The equivalence of point estimates across methods is surprising and practically useful—it shows that OLS and ridge regression are not “invalid” in certain dimensional regimes as commonly believed, but rather that different solutions exist and implicit regularization (via minimum norm) produces the same answer as the cross-sectional approach. More critically, the paper reveals that inference depends fundamentally on assumptions about the source of randomness, not just the estimation method. A confidence interval calibrated for one estimand (say, the time series effect) can dramatically under- or over-cover when the true estimand is different (say, the cross-sectional or doubly robust effect). This matters because in observational panel studies, the source of randomness is never definitively known—it’s an assumption researchers make, often implicitly. The simulations show coverage probabilities can deviate substantially from nominal levels (e.g., 93% vs 75% vs 67% for a nominal 95% interval), meaning researchers can be badly misled about precision and statistical significance if they choose the wrong framework. This elevates what seems like a technical modeling choice into a first-order identification concern.
Who should care?
Applied economists and policy evaluators using difference-in-differences, synthetic controls, or any panel-based causal inference methods should care, especially when working with observational data where parallel trends or other assumptions are uncertain. Econometricians developing new panel methods need to account for how randomness assumptions affect both estimation and inference. Anyone using modern DiD estimators (Callaway-Sant’Anna, SDID, augmented synthetic controls) should pay attention, since the paper shows even doubly robust methods inherit these issues.
Do we have code?
Yes. The replication package is available at https://doi.org/10.5281/zenodo.8423395 and was verified by Econometrica. The authors implemented their analysis in Python (using scikit-learn for regularized regression) and mention that simplex regression was implemented using publicly available code. However, the confidence intervals constructed in Section 4 are primarily conceptual devices for illustration rather than recommended for general use, as they rely on stylized homoskedastic assumptions and asymptotic approximations that may not hold in real applications.
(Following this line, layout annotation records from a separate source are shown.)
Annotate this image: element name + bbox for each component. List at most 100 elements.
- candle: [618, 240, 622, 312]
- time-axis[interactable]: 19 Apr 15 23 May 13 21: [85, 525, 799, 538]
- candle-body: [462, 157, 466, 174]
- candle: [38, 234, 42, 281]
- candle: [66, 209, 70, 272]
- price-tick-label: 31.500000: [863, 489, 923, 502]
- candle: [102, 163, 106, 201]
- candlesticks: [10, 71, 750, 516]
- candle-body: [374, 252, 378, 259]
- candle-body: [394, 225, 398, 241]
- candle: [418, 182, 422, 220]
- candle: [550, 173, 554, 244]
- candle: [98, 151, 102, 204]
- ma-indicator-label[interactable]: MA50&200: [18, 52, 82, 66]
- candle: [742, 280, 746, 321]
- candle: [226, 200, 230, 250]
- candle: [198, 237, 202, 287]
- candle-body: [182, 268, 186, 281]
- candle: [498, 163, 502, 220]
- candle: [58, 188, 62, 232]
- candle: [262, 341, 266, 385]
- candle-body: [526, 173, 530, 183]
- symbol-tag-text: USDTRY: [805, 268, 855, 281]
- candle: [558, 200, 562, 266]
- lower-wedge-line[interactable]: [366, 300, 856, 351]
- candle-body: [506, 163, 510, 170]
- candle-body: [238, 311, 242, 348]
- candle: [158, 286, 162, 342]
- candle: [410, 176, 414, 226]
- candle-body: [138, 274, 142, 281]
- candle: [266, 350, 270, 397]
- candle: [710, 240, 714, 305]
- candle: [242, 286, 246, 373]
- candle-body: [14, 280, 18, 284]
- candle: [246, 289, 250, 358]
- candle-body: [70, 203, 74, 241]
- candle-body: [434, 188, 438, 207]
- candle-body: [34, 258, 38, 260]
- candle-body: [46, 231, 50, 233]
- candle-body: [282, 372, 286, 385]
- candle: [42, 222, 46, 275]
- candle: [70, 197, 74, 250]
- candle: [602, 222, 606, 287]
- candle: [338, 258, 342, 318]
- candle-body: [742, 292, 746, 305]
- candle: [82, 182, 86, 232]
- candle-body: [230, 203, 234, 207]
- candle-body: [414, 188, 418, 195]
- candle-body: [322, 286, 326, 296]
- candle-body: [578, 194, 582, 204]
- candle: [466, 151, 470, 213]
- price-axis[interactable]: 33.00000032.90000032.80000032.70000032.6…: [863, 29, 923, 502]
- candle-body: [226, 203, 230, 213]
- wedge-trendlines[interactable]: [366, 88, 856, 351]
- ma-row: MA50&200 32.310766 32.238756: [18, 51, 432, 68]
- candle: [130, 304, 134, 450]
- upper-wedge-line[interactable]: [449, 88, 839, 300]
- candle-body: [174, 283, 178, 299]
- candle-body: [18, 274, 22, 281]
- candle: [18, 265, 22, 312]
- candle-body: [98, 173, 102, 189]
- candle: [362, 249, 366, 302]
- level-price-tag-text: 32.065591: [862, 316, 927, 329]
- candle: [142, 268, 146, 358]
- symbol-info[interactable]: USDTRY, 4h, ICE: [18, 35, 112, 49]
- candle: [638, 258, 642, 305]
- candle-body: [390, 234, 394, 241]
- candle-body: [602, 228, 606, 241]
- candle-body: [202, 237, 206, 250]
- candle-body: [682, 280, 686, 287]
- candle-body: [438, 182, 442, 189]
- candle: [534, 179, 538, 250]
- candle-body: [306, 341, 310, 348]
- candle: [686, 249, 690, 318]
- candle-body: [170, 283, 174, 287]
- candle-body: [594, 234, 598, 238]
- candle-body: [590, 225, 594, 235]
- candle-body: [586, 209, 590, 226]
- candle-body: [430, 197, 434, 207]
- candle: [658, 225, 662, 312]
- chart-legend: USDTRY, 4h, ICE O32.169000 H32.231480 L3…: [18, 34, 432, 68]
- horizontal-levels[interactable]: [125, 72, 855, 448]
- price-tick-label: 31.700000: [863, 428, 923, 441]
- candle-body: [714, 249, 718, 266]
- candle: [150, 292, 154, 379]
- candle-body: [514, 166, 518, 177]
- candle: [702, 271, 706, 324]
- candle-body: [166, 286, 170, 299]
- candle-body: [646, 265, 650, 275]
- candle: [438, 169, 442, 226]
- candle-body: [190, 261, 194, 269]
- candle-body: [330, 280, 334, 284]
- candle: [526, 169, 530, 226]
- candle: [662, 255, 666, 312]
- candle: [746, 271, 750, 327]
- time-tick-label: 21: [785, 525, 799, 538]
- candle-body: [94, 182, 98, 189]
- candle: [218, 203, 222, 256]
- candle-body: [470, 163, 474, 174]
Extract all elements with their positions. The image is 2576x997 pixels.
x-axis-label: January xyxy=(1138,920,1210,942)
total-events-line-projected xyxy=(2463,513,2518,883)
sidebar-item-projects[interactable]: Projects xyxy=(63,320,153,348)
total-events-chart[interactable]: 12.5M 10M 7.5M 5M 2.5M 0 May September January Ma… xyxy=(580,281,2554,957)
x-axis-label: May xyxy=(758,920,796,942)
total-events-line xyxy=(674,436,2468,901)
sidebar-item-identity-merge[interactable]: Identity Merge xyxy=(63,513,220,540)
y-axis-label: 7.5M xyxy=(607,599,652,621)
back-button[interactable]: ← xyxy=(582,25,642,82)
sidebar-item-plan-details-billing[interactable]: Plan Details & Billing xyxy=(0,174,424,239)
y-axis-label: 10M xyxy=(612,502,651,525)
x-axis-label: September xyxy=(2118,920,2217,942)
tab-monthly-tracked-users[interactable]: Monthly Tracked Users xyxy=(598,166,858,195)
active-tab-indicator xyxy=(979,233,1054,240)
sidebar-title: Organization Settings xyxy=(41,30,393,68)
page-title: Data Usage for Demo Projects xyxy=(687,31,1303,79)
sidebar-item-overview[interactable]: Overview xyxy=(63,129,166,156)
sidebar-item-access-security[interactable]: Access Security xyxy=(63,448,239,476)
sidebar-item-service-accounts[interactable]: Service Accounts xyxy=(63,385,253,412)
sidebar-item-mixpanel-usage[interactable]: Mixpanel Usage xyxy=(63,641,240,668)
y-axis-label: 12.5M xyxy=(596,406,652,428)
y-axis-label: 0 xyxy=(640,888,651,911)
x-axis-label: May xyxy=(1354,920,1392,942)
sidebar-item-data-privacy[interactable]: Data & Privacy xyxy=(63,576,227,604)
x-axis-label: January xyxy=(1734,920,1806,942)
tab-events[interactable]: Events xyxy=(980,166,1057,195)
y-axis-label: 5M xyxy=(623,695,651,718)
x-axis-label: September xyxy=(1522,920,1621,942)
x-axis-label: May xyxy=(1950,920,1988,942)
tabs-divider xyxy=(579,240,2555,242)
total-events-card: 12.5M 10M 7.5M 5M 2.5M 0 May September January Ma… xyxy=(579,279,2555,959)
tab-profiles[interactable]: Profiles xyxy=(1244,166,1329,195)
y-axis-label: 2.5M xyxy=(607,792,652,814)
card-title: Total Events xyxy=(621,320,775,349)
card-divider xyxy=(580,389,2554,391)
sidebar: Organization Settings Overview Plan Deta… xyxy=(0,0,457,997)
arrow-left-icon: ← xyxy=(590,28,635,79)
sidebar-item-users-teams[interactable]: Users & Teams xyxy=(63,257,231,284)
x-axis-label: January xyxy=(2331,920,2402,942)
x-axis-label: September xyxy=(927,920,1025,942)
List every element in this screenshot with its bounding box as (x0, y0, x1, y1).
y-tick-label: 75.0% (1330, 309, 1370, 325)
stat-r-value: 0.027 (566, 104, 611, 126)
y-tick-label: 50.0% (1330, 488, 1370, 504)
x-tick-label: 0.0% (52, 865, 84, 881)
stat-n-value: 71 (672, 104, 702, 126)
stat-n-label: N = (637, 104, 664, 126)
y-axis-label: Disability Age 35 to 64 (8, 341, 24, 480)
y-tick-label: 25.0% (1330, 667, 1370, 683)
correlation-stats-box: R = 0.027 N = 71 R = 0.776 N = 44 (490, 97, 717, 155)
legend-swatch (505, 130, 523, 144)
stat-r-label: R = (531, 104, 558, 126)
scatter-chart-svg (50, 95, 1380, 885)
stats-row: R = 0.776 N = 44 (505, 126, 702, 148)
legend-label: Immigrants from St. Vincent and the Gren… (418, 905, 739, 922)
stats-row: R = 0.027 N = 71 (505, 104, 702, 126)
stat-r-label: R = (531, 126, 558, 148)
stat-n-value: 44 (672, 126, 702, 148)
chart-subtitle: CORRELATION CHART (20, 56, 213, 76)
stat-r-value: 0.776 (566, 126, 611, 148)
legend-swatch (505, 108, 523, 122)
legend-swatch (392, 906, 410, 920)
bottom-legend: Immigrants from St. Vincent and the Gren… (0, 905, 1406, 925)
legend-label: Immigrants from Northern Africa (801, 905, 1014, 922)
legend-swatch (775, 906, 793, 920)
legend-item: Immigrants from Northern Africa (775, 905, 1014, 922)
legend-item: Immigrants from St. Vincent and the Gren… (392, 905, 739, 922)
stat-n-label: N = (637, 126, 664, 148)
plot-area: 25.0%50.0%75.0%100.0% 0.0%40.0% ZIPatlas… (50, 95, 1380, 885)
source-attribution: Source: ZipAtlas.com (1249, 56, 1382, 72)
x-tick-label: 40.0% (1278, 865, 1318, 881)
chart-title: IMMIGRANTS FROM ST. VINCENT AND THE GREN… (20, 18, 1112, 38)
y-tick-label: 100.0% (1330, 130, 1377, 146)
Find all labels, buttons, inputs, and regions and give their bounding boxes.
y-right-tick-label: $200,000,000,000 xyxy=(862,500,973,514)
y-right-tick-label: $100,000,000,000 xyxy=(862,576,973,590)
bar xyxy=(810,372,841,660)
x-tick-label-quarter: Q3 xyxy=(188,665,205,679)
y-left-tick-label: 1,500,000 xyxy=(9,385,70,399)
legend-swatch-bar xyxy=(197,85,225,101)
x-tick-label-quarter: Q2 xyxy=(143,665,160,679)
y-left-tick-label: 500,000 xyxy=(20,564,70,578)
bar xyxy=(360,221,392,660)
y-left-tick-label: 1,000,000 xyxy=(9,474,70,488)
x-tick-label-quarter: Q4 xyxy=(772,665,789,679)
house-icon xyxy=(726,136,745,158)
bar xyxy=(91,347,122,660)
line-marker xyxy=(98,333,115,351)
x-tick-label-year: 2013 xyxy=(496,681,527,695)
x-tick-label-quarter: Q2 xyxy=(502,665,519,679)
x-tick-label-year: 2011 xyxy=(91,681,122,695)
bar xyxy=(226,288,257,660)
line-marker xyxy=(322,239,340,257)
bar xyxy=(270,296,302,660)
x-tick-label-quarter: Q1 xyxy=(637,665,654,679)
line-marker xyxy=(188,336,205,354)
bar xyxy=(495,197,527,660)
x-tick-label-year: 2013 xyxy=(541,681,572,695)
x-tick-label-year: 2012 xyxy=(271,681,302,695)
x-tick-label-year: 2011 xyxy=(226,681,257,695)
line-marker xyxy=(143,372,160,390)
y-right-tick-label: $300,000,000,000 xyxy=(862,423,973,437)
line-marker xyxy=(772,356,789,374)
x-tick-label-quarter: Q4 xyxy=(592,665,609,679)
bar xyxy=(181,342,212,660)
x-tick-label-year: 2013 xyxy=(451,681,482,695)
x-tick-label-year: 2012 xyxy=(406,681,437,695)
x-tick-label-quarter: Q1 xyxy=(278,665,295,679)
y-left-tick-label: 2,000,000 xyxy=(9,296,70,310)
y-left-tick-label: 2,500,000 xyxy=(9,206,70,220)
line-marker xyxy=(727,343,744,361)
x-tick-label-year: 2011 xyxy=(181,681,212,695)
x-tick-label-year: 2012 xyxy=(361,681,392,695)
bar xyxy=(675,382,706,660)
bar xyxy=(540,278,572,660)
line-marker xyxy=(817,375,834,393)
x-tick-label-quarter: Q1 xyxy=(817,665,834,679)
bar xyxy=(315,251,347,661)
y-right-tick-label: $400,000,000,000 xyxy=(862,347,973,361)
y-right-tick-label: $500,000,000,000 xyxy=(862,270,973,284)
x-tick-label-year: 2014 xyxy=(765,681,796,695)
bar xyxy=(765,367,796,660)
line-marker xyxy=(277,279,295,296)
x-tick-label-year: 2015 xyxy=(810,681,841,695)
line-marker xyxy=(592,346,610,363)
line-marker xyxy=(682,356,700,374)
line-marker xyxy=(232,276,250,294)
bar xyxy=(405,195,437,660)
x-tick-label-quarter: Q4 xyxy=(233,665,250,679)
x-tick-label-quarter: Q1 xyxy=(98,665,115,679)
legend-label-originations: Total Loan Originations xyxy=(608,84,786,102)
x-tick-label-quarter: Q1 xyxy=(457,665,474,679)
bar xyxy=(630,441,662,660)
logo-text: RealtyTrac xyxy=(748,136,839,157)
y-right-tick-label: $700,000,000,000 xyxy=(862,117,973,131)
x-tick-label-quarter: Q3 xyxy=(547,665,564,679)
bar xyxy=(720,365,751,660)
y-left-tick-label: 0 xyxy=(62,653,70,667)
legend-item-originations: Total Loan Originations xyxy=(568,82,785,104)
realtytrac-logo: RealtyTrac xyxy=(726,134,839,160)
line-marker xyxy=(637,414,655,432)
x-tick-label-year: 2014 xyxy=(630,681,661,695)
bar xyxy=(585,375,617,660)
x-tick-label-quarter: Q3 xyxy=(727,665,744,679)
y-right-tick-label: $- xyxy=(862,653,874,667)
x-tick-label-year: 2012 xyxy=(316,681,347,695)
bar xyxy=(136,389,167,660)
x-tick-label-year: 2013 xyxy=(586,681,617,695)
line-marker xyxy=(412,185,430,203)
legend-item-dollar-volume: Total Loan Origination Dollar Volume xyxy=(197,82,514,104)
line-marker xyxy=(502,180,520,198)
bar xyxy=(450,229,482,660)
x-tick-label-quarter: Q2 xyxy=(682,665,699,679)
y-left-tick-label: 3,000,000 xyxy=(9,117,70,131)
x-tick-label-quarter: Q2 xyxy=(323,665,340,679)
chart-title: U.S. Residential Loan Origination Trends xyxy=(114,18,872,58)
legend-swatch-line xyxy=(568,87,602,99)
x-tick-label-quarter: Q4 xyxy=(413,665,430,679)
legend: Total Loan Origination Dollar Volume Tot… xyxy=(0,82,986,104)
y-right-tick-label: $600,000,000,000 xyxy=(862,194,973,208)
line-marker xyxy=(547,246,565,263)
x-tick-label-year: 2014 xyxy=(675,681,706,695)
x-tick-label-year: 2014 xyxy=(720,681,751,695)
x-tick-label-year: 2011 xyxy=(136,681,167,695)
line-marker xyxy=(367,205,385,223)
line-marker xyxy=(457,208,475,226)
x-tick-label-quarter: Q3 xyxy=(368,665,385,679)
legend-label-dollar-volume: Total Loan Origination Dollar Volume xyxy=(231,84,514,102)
In summary, this paper fundamentally reframes how we should think about panel data methods: horizontal and vertical regressions are not just different—they can be algebraically identical for point estimation (symmetric class) yet still lead to completely different inference depending on randomness assumptions. The authors don’t provide a definitive solution for which framework to use, but they make clear that this choice matters enormously and is currently under-examined in applied work. The contribution is both technical (proving equivalence results, deriving variance formulas) and conceptual (emphasizing that uncertainty quantification depends critically on where we believe randomness originates). Future work needs principled frameworks for testing or checking these randomness assumptions, since the paper shows that getting them wrong leads to systematically incorrect inference.
Reference
Shen, Dennis, Peng Ding, Jasjeet Sekhon, and Bin Yu (2023), “Same Root Different Leaves: Time Series and Cross-Sectional Methods in Panel Data,” Econometrica, 91 (6), 2125–54.